Gardaí are investigating if he has been using a successful and seemingly legitimate business to launder cash for criminal gangs.
New lines of inquiry are being opened up following the arrests as the scope of the investigation is widened.
A garda superintendent, who was one of the three officers detained on Thursday, was released from custody yesterday morning.
He was suspended from duty following his release. A file on his case will now be prepared by investigating officers for the office of the Director of Public Prosecutions, who will determine if criminal charges should be brought.
He was questioned throughout Thursday and into the early hours of yesterday about a suspected breach of the Garda Síochána Act by allegedly disclosing information, obtained during the course of his duties, to another, knowing that the disclosure was likely to have a harmful effect.

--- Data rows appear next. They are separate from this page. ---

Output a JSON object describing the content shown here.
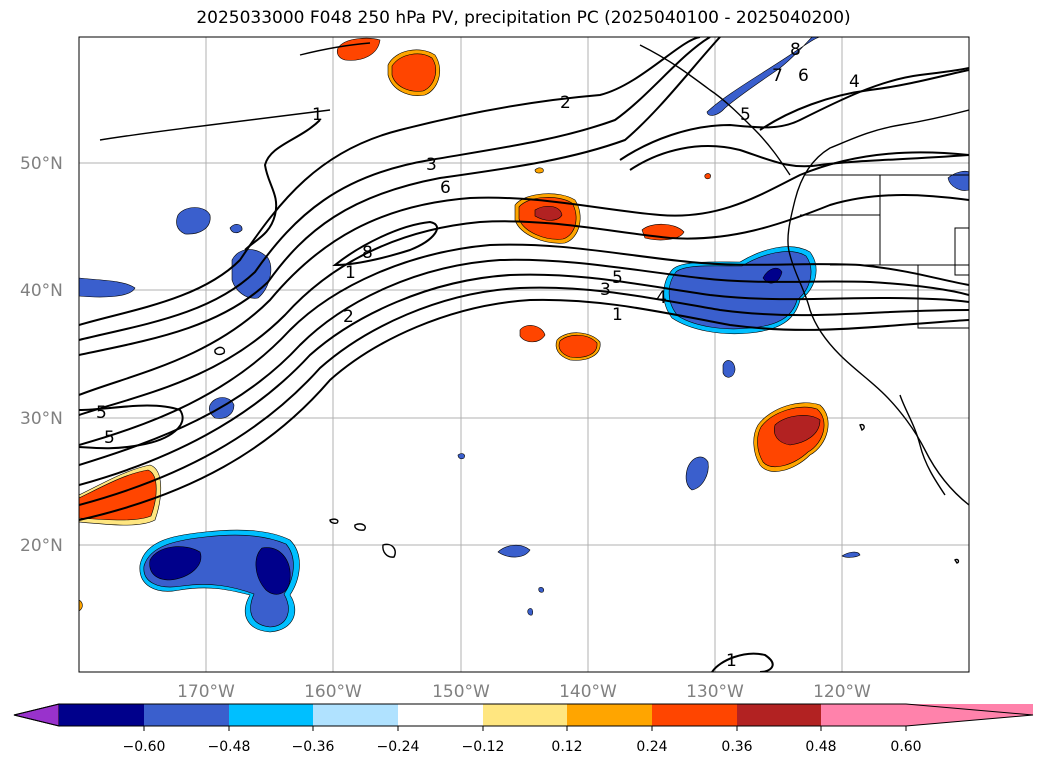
{
  "title": "2025033000 F048 250 hPa PV, precipitation PC (2025040100 - 2025040200)",
  "map": {
    "lat_labels": [
      "50°N",
      "40°N",
      "30°N",
      "20°N"
    ],
    "lon_labels": [
      "170°W",
      "160°W",
      "150°W",
      "140°W",
      "130°W",
      "120°W"
    ],
    "contour_labels": [
      "1",
      "2",
      "3",
      "6",
      "8",
      "1",
      "2",
      "5",
      "3",
      "1",
      "4",
      "5",
      "5",
      "8",
      "7",
      "6",
      "4",
      "5",
      "1"
    ]
  },
  "colorbar": {
    "ticks": [
      "−0.60",
      "−0.48",
      "−0.36",
      "−0.24",
      "−0.12",
      "0.12",
      "0.24",
      "0.36",
      "0.48",
      "0.60"
    ],
    "colors": [
      "#9932cc",
      "#00008b",
      "#3a5fcd",
      "#00bfff",
      "#b0e2ff",
      "#ffffff",
      "#ffe680",
      "#ffa500",
      "#ff4500",
      "#b22222",
      "#ff82ab"
    ],
    "extend": "both"
  }
}
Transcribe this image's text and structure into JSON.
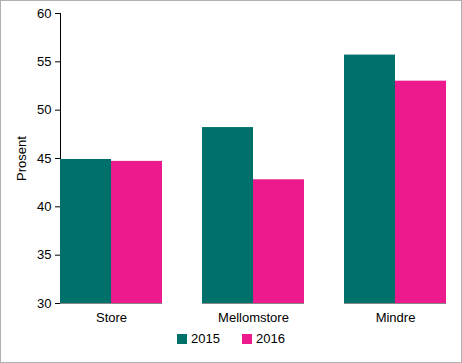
{
  "chart_data": {
    "type": "bar",
    "categories": [
      "Store",
      "Mellomstore",
      "Mindre"
    ],
    "series": [
      {
        "name": "2015",
        "color": "#00706a",
        "values": [
          44.9,
          48.2,
          55.7
        ]
      },
      {
        "name": "2016",
        "color": "#ec1a8c",
        "values": [
          44.7,
          42.8,
          53.0
        ]
      }
    ],
    "ylabel": "Prosent",
    "ylim": [
      30,
      60
    ],
    "yticks": [
      30,
      35,
      40,
      45,
      50,
      55,
      60
    ],
    "grid": false,
    "legend": "bottom"
  }
}
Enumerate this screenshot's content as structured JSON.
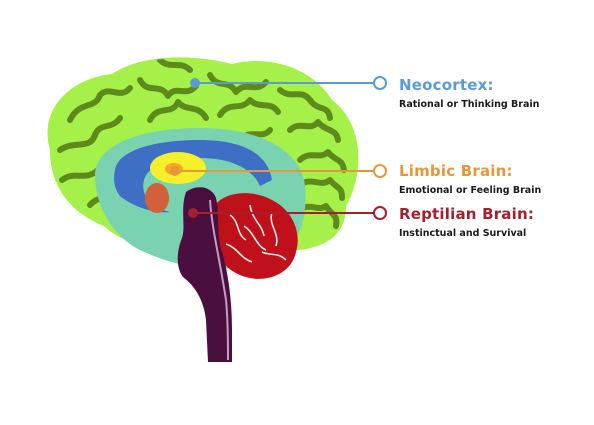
{
  "labels": {
    "neocortex": {
      "title": "Neocortex:",
      "subtitle": "Rational or Thinking Brain",
      "color": "#5b9bd5"
    },
    "limbic": {
      "title": "Limbic Brain:",
      "subtitle": "Emotional or Feeling Brain",
      "color": "#e8963a"
    },
    "reptilian": {
      "title": "Reptilian Brain:",
      "subtitle": "Instinctual and Survival",
      "color": "#a3202f"
    }
  },
  "colors": {
    "cortex_fill": "#a6f04a",
    "cortex_fold": "#5e8a1c",
    "limbic_outer": "#79d3b0",
    "limbic_blue": "#3f6fc4",
    "limbic_yellow": "#f6f02a",
    "amygdala": "#d2603a",
    "brainstem": "#4a0f3e",
    "cerebellum": "#c0101a"
  }
}
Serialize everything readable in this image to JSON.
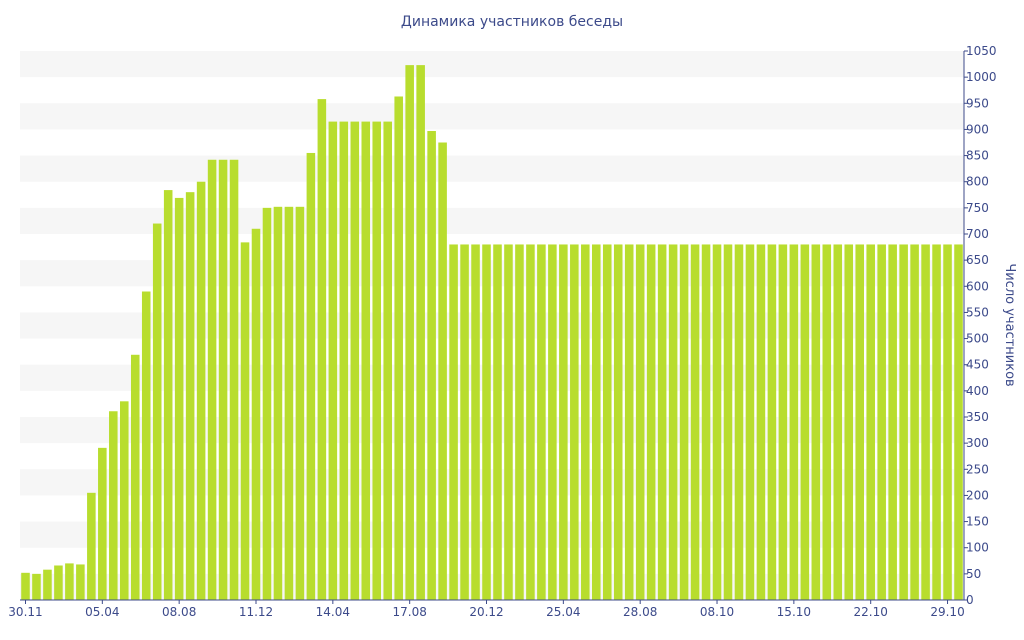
{
  "chart_data": {
    "type": "bar",
    "title": "Динамика участников беседы",
    "xlabel": "",
    "ylabel": "Число участников",
    "ylim": [
      0,
      1050
    ],
    "y_ticks": [
      0,
      50,
      100,
      150,
      200,
      250,
      300,
      350,
      400,
      450,
      500,
      550,
      600,
      650,
      700,
      750,
      800,
      850,
      900,
      950,
      1000,
      1050
    ],
    "x_tick_labels": [
      {
        "index": 0,
        "label": "30.11"
      },
      {
        "index": 7,
        "label": "05.04"
      },
      {
        "index": 14,
        "label": "08.08"
      },
      {
        "index": 21,
        "label": "11.12"
      },
      {
        "index": 28,
        "label": "14.04"
      },
      {
        "index": 35,
        "label": "17.08"
      },
      {
        "index": 42,
        "label": "20.12"
      },
      {
        "index": 49,
        "label": "25.04"
      },
      {
        "index": 56,
        "label": "28.08"
      },
      {
        "index": 63,
        "label": "08.10"
      },
      {
        "index": 70,
        "label": "15.10"
      },
      {
        "index": 77,
        "label": "22.10"
      },
      {
        "index": 84,
        "label": "29.10"
      }
    ],
    "values": [
      52,
      50,
      58,
      66,
      70,
      68,
      205,
      291,
      361,
      380,
      469,
      590,
      720,
      784,
      769,
      780,
      800,
      842,
      842,
      842,
      684,
      710,
      750,
      752,
      752,
      752,
      855,
      958,
      915,
      915,
      915,
      915,
      915,
      915,
      963,
      1023,
      1023,
      897,
      875,
      680,
      680,
      680,
      680,
      680,
      680,
      680,
      680,
      680,
      680,
      680,
      680,
      680,
      680,
      680,
      680,
      680,
      680,
      680,
      680,
      680,
      680,
      680,
      680,
      680,
      680,
      680,
      680,
      680,
      680,
      680,
      680,
      680,
      680,
      680,
      680,
      680,
      680,
      680,
      680,
      680,
      680,
      680,
      680,
      680,
      680,
      680
    ],
    "grid": "alternating horizontal bands",
    "y_axis_position": "right",
    "colors": {
      "bar": "#b8dd2e",
      "band": "#f6f6f6",
      "text": "#3c4a8a",
      "axis": "#3c4a8a"
    }
  }
}
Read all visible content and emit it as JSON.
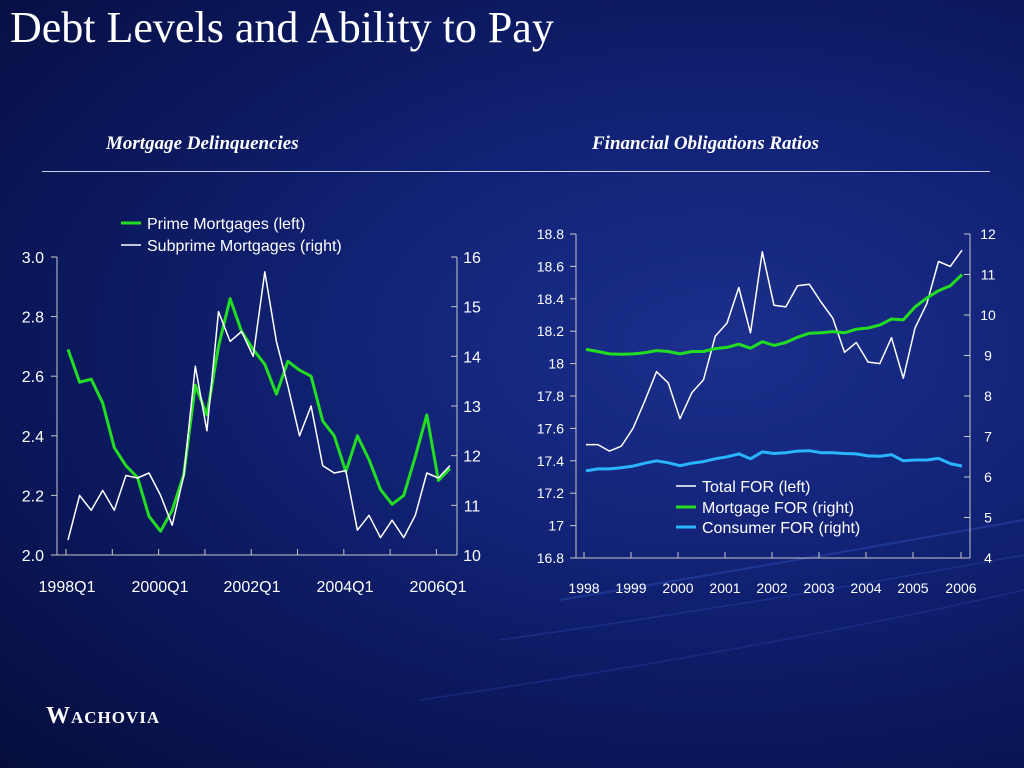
{
  "slide": {
    "title": "Debt Levels and Ability to Pay",
    "logo": "Wachovia"
  },
  "colors": {
    "green": "#22dd22",
    "white": "#ffffff",
    "cyan": "#29b6ff",
    "axis": "#c8c8c8"
  },
  "chart_data": [
    {
      "type": "line",
      "title": "Mortgage Delinquencies",
      "x_tick_labels": [
        "1998Q1",
        "2000Q1",
        "2002Q1",
        "2004Q1",
        "2006Q1"
      ],
      "y_left": {
        "range": [
          2.0,
          3.0
        ],
        "ticks": [
          "2.0",
          "2.2",
          "2.4",
          "2.6",
          "2.8",
          "3.0"
        ]
      },
      "y_right": {
        "range": [
          10,
          16
        ],
        "ticks": [
          "10",
          "11",
          "12",
          "13",
          "14",
          "15",
          "16"
        ]
      },
      "legend_position": "top-left",
      "series": [
        {
          "name": "Prime Mortgages (left)",
          "axis": "left",
          "color": "#22dd22",
          "values": [
            2.69,
            2.58,
            2.59,
            2.51,
            2.36,
            2.3,
            2.26,
            2.13,
            2.08,
            2.15,
            2.27,
            2.57,
            2.47,
            2.7,
            2.86,
            2.75,
            2.69,
            2.64,
            2.54,
            2.65,
            2.62,
            2.6,
            2.45,
            2.4,
            2.28,
            2.4,
            2.32,
            2.22,
            2.17,
            2.2,
            2.33,
            2.47,
            2.25,
            2.29
          ]
        },
        {
          "name": "Subprime Mortgages (right)",
          "axis": "right",
          "color": "#ffffff",
          "values": [
            10.3,
            11.2,
            10.9,
            11.3,
            10.9,
            11.6,
            11.55,
            11.65,
            11.2,
            10.6,
            11.6,
            13.8,
            12.5,
            14.9,
            14.3,
            14.5,
            14.0,
            15.7,
            14.3,
            13.4,
            12.4,
            13.0,
            11.8,
            11.65,
            11.7,
            10.5,
            10.8,
            10.35,
            10.7,
            10.35,
            10.8,
            11.65,
            11.55,
            11.8
          ]
        }
      ]
    },
    {
      "type": "line",
      "title": "Financial Obligations Ratios",
      "x_tick_labels": [
        "1998",
        "1999",
        "2000",
        "2001",
        "2002",
        "2003",
        "2004",
        "2005",
        "2006"
      ],
      "y_left": {
        "range": [
          16.8,
          18.8
        ],
        "ticks": [
          "16.8",
          "17",
          "17.2",
          "17.4",
          "17.6",
          "17.8",
          "18",
          "18.2",
          "18.4",
          "18.6",
          "18.8"
        ]
      },
      "y_right": {
        "range": [
          4,
          12
        ],
        "ticks": [
          "4",
          "5",
          "6",
          "7",
          "8",
          "9",
          "10",
          "11",
          "12"
        ]
      },
      "legend_position": "bottom-right",
      "series": [
        {
          "name": "Total FOR (left)",
          "axis": "left",
          "color": "#ffffff",
          "values": [
            17.5,
            17.5,
            17.46,
            17.49,
            17.6,
            17.77,
            17.95,
            17.88,
            17.66,
            17.82,
            17.9,
            18.17,
            18.25,
            18.47,
            18.19,
            18.69,
            18.36,
            18.35,
            18.48,
            18.49,
            18.38,
            18.28,
            18.07,
            18.13,
            18.01,
            18.0,
            18.16,
            17.91,
            18.22,
            18.37,
            18.63,
            18.6,
            18.7
          ]
        },
        {
          "name": "Mortgage FOR (right)",
          "axis": "right",
          "color": "#22dd22",
          "values": [
            9.15,
            9.1,
            9.04,
            9.03,
            9.04,
            9.07,
            9.12,
            9.1,
            9.04,
            9.1,
            9.1,
            9.17,
            9.2,
            9.28,
            9.18,
            9.34,
            9.25,
            9.32,
            9.45,
            9.55,
            9.56,
            9.59,
            9.56,
            9.65,
            9.68,
            9.75,
            9.9,
            9.88,
            10.2,
            10.42,
            10.6,
            10.72,
            11.0
          ]
        },
        {
          "name": "Consumer FOR (right)",
          "axis": "right",
          "color": "#29b6ff",
          "values": [
            6.15,
            6.2,
            6.2,
            6.23,
            6.27,
            6.34,
            6.4,
            6.35,
            6.28,
            6.34,
            6.38,
            6.45,
            6.5,
            6.57,
            6.45,
            6.62,
            6.58,
            6.6,
            6.64,
            6.65,
            6.6,
            6.6,
            6.58,
            6.57,
            6.52,
            6.51,
            6.55,
            6.4,
            6.42,
            6.42,
            6.46,
            6.33,
            6.27
          ]
        }
      ]
    }
  ]
}
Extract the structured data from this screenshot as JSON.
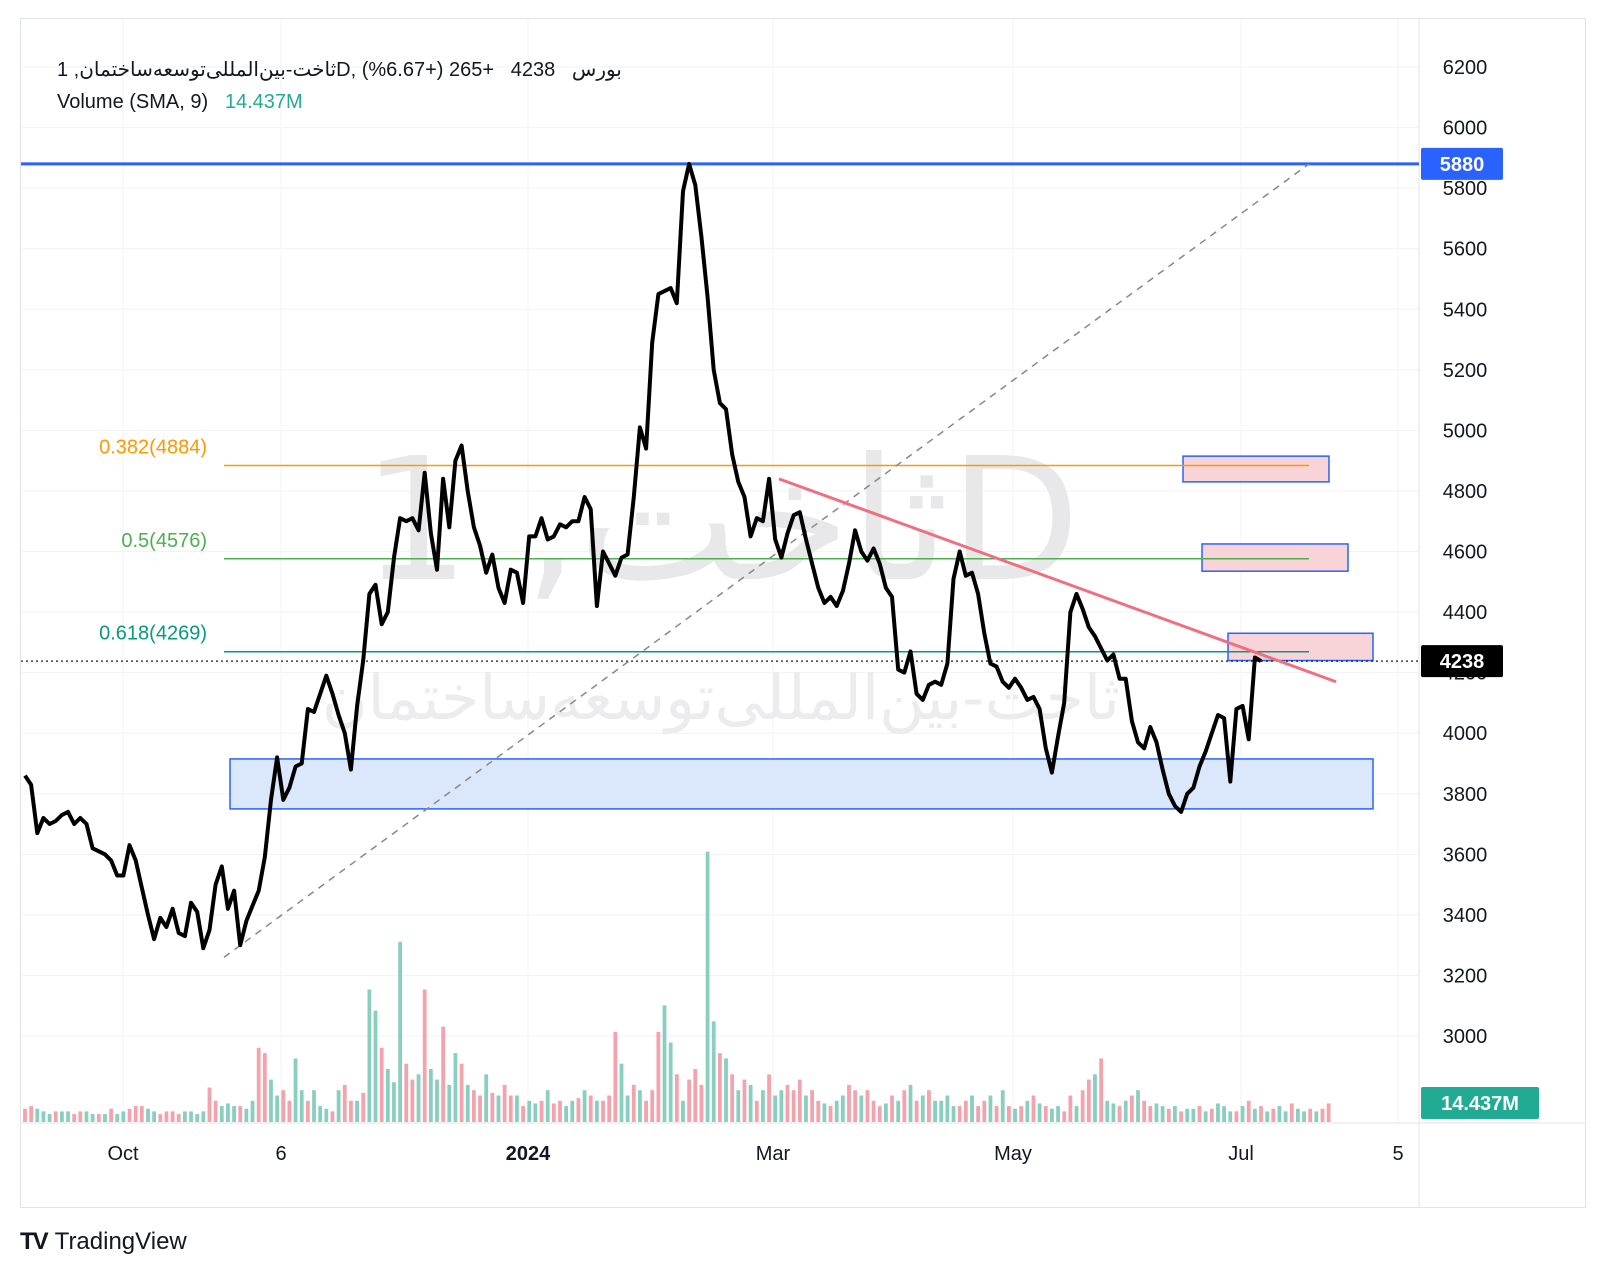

A detective garda, who was arrested for suspected conspiracy to pervert the course of justice, was also questioned into the early hours and released.
He had already been suspended from duty following his earlier arrest on a suspected separate offence.
Both men had opted to continue their questioning into yesterday morning rather than opting for a rest period of up to eight hours during the night.
A garda inspector, detained for suspected breaches of the Misuse of Drugs Act, was released without charge on Thursday night. He was also suspended with a file being prepared for the DPP.
The anti-corruption investigation, which has been under way for the past 10 months, is being carried out by members of the Garda National Bureau of Criminal Investigation (NBCI).
It has included covert surveillance on known criminals and intercepts of their mobile phone usage.
The probe has already looked at the suspected leaking of information by gardaí to members of the major crime gang, which has been operating on a wide scale.
This included information about a planned search and seize operation last year by the Criminal Assets Bureau (CAB), targeting members of the gang and other criminal associates with loose connections to that network.
The leaks were said to have compromised that operation, which was then put on hold while further inquiries were made.
The CAB raids went ahead earlier this year.
The searches were carried out without the knowledge of local gardaí and all of those involved were from CAB and personnel from the Garda national units.
Fred Bassett has a few comments to make:-
This is one of the most serious of the Corruption cases within An Garda Siochana. I know one cannot comment too incisively because files are being prepared for the DPP but one can ask how the ranks of Supts. and Inspectors, can be so easily bought. It raises further questions. With Drugs, comes multiple millions of years each month entering the country. How many more of rank are heavily involved in obtaining large sums of money and giving the Dealers illegal protection and wearing the uniform sadly in the name of this State. Charlie Flanagan needs to be on top of this and his junior minister who thinks he knows it all – Staunton. There may have been 18 arrests in Drogheda yesterday evening but that is the same as retrieving £5 from a robbery of £1 million. The tip of a major corrosive Iceberg. Drogheda is still under siege and Pierce who was released from prison some days ago was taken by 16 Gardai, armed, and is now believed to be hiding in England. Again many questions remain unanswered here.
Commissioner Drew Harris needs to bring in a specialised unit in the same format as the FBI trained and also Forensic money laundering experts to chase down the funds and more importantly to get to the people who clean the Drug money to so called respectability. A simple example THE LEGAL PROFESSION; ACCOUNTANTS; ESTATE AGENTS; FINANCIAL BROKERS; AND MOTOR GARAGES WHO OPERATE AT FREE WILL. Without these corrupt brokers the Dealers cannot operate. It is simple: FOLLOW THE MONEY – FOLLOW THE SOURCE AND LET US NOT FORGET THE BANKERS WHO ALSO SET UP ACCOUNTS FOR GANGSTERS AND TAKE BRIBES. These need to be hunted down urgently and they operate in all areas in this country, not forgetting Dublin 2, 4, and 6.